Discovery’s Michael Burnham Obsession Is Hurting Star Trek Canon
Star Trek: Discovery‘s need to make all things revolve around Michael Burnham and her family is not only hurting the show, but the larger Star Trek canon as well. Season 2 of the CBS All Access series has been met with a decidedly warmer reception than the polarizing season 1. Star Trek: Discovery season 2 has not only left the bloody Klingon war behind, it’s embraced its ensemble, making the show feel more like a traditional Star Trek adventure with character specific episodes and an overall sense that everyone matters.
Season 2 has included excellent meditations on core cast members like Saru, Tilly, and Stamets, as well as more minor characters like Airiam. Anson Mount’s Captain Christopher Pike has proved to be a sort of soothing balm, the morally pure leader the show lacked in its first season – though it’ll have to manage without him soon, as Mount will not be back for season 3. Yet there has still been the inescapable feeling that season 2’s overall arc would come back to Micheal Burnham, and the episode “The Red Angel” confirmed that suspicion, and then some. Burnham’s role in the time traveling, humanity threatening plots of season 2 transcend the usual importance of Star Trek leads, and pushes the character into the realm of a science fiction “chosen one,” a genre trope Star Trek has generally avoided.
What are audiences to make of Star Trek: Discovery and Burnham if every season ends with her at the center of a universe defining crisis, coupled with the fact that she’s never been mentioned before in Star Trek fiction, not even by her adoptive brother Spock? Is this just the inevitable price of telling stories through prequels, or a bigger issue at the heart of the series that could have wide ranging ramifications for the franchise?

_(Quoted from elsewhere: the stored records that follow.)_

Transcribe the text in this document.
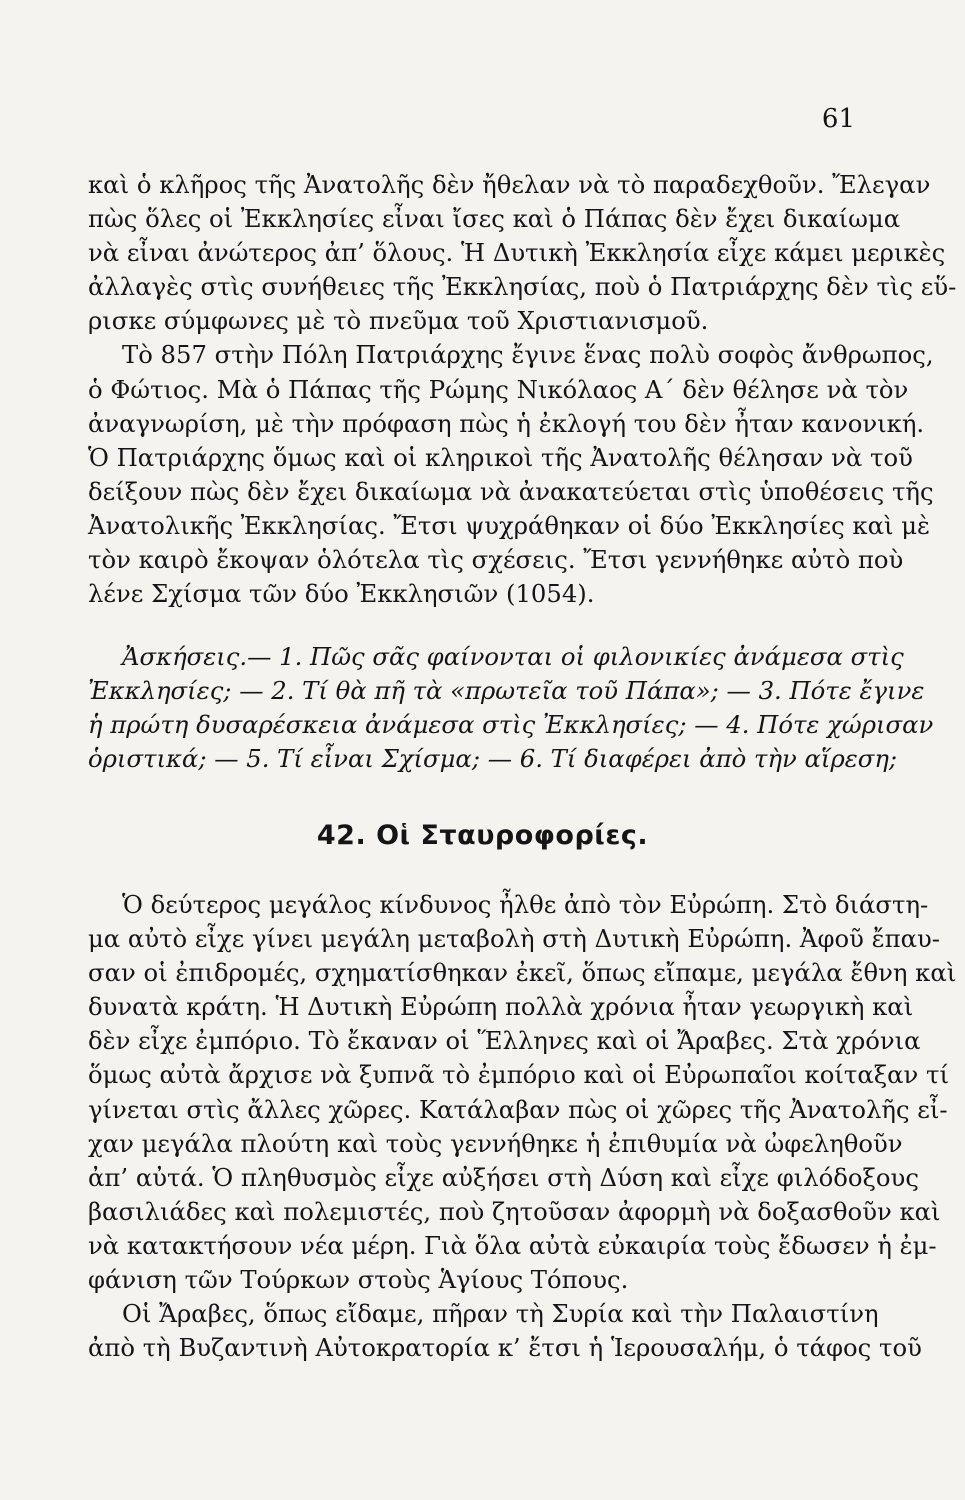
61
καὶ ὁ κλῆρος τῆς Ἀνατολῆς δὲν ἤθελαν νὰ τὸ παραδεχθοῦν. Ἔλεγαν
πὼς ὅλες οἱ Ἐκκλησίες εἶναι ἴσες καὶ ὁ Πάπας δὲν ἔχει δικαίωμα
νὰ εἶναι ἀνώτερος ἀπ’ ὅλους. Ἡ Δυτικὴ Ἐκκλησία εἶχε κάμει μερικὲς
ἀλλαγὲς στὶς συνήθειες τῆς Ἐκκλησίας, ποὺ ὁ Πατριάρχης δὲν τὶς εὕ-
ρισκε σύμφωνες μὲ τὸ πνεῦμα τοῦ Χριστιανισμοῦ.
Τὸ 857 στὴν Πόλη Πατριάρχης ἔγινε ἕνας πολὺ σοφὸς ἄνθρωπος,
ὁ Φώτιος. Μὰ ὁ Πάπας τῆς Ρώμης Νικόλαος Α΄ δὲν θέλησε νὰ τὸν
ἀναγνωρίση, μὲ τὴν πρόφαση πὼς ἡ ἐκλογή του δὲν ἦταν κανονική.
Ὁ Πατριάρχης ὅμως καὶ οἱ κληρικοὶ τῆς Ἀνατολῆς θέλησαν νὰ τοῦ
δείξουν πὼς δὲν ἔχει δικαίωμα νὰ ἀνακατεύεται στὶς ὑποθέσεις τῆς
Ἀνατολικῆς Ἐκκλησίας. Ἔτσι ψυχράθηκαν οἱ δύο Ἐκκλησίες καὶ μὲ
τὸν καιρὸ ἔκοψαν ὁλότελα τὶς σχέσεις. Ἔτσι γεννήθηκε αὐτὸ ποὺ
λένε Σχίσμα τῶν δύο Ἐκκλησιῶν (1054).
Ἀσκήσεις.— 1. Πῶς σᾶς φαίνονται οἱ φιλονικίες ἀνάμεσα στὶς
Ἐκκλησίες; — 2. Τί θὰ πῆ τὰ «πρωτεῖα τοῦ Πάπα»; — 3. Πότε ἔγινε
ἡ πρώτη δυσαρέσκεια ἀνάμεσα στὶς Ἐκκλησίες; — 4. Πότε χώρισαν
ὁριστικά; — 5. Τί εἶναι Σχίσμα; — 6. Τί διαφέρει ἀπὸ τὴν αἵρεση;
42. Οἱ Σταυροφορίες.
Ὁ δεύτερος μεγάλος κίνδυνος ἦλθε ἀπὸ τὸν Εὐρώπη. Στὸ διάστη-
μα αὐτὸ εἶχε γίνει μεγάλη μεταβολὴ στὴ Δυτικὴ Εὐρώπη. Ἀφοῦ ἔπαυ-
σαν οἱ ἐπιδρομές, σχηματίσθηκαν ἐκεῖ, ὅπως εἴπαμε, μεγάλα ἔθνη καὶ
δυνατὰ κράτη. Ἡ Δυτικὴ Εὐρώπη πολλὰ χρόνια ἦταν γεωργικὴ καὶ
δὲν εἶχε ἐμπόριο. Τὸ ἔκαναν οἱ Ἕλληνες καὶ οἱ Ἄραβες. Στὰ χρόνια
ὅμως αὐτὰ ἄρχισε νὰ ξυπνᾶ τὸ ἐμπόριο καὶ οἱ Εὐρωπαῖοι κοίταξαν τί
γίνεται στὶς ἄλλες χῶρες. Κατάλαβαν πὼς οἱ χῶρες τῆς Ἀνατολῆς εἶ-
χαν μεγάλα πλούτη καὶ τοὺς γεννήθηκε ἡ ἐπιθυμία νὰ ὠφεληθοῦν
ἀπ’ αὐτά. Ὁ πληθυσμὸς εἶχε αὐξήσει στὴ Δύση καὶ εἶχε φιλόδοξους
βασιλιάδες καὶ πολεμιστές, ποὺ ζητοῦσαν ἀφορμὴ νὰ δοξασθοῦν καὶ
νὰ κατακτήσουν νέα μέρη. Γιὰ ὅλα αὐτὰ εὐκαιρία τοὺς ἔδωσεν ἡ ἐμ-
φάνιση τῶν Τούρκων στοὺς Ἁγίους Τόπους.
Οἱ Ἄραβες, ὅπως εἴδαμε, πῆραν τὴ Συρία καὶ τὴν Παλαιστίνη
ἀπὸ τὴ Βυζαντινὴ Αὐτοκρατορία κ’ ἔτσι ἡ Ἱερουσαλήμ, ὁ τάφος τοῦ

The Discovery Writers Keep Failing Michael Burnham
On paper, Michael Burnham is a fascinating character. Sonequa Martin-Green is an acting heavyweight more than up to the task of headlining a Star Trek series, and the notion of a disgraced Starfleet officer reluctantly looking for redemption is an intriguing one – just as it was when Star Trek: The Next Generation used a similar setup for Ensign Ro. The original problems with Burnham arose when the decision was made to make her Spock’s never-before-mentioned adopted sister, immediately painting the character into a very specific corner. Those problems only worsened during season 1 when it became apparent that Burnham was the key to Gabriel Lorca‘s scheme to conquer the Mirror Universe Terran Empire, and her eleventh hour turn as Starfleet’s conscience in an effort to prevent the destruction of the Klingon homeworld.
Season 1’s laser focus on Burnham came at the detriment of the rest of the supporting cast, who came off more like a collection of sidekicks than a starship crew. Season 2 seemed to realize this and made a conscious effort to more fully explore the supporting cast, and while Burnham remained the show’s lead character, she felt much more like a member of the crew. But that feeling began to unravel with the arrival of Spock, with Burnham once again framed as a singular savior, the only person who could restore Spock’s mind and clear him of murder. The revelations in “The Red Angel” – that the increasingly problematic Section 31 was responsible for the apparent death of Burnham’s parents, and that her mother is in fact the time traveling Red Angel and the key to saving all organic life in the universe from Control – takes the “chosen one” tropes of season 1 to an entirely new level, with the Burnhams suddenly feeling a lot like the Skywalkers.
Why the series’ writers would choose this path after the early season course correction is baffling, and suggests a serious lack of self-awareness. A common criticism of the first season was that the writers didn’t seem all that interested in making a Star Trek show, but rather a show that grafted elements of other genre shows onto the skeleton of Star Trek. The season 1 showrunners – Aaron Harberts and Gretchen Berg – were dismissed midway through production of season 2 for allegedly abusive behavior, replaced by current Star Trek head honcho Alex Kurtzman. Perhaps the production changes simply came too late in the game to completely alter the trajectory of the season established by Harberts and Berg, but the results have featured the same distinct flavor of season 1’s Mirror Universe revelations.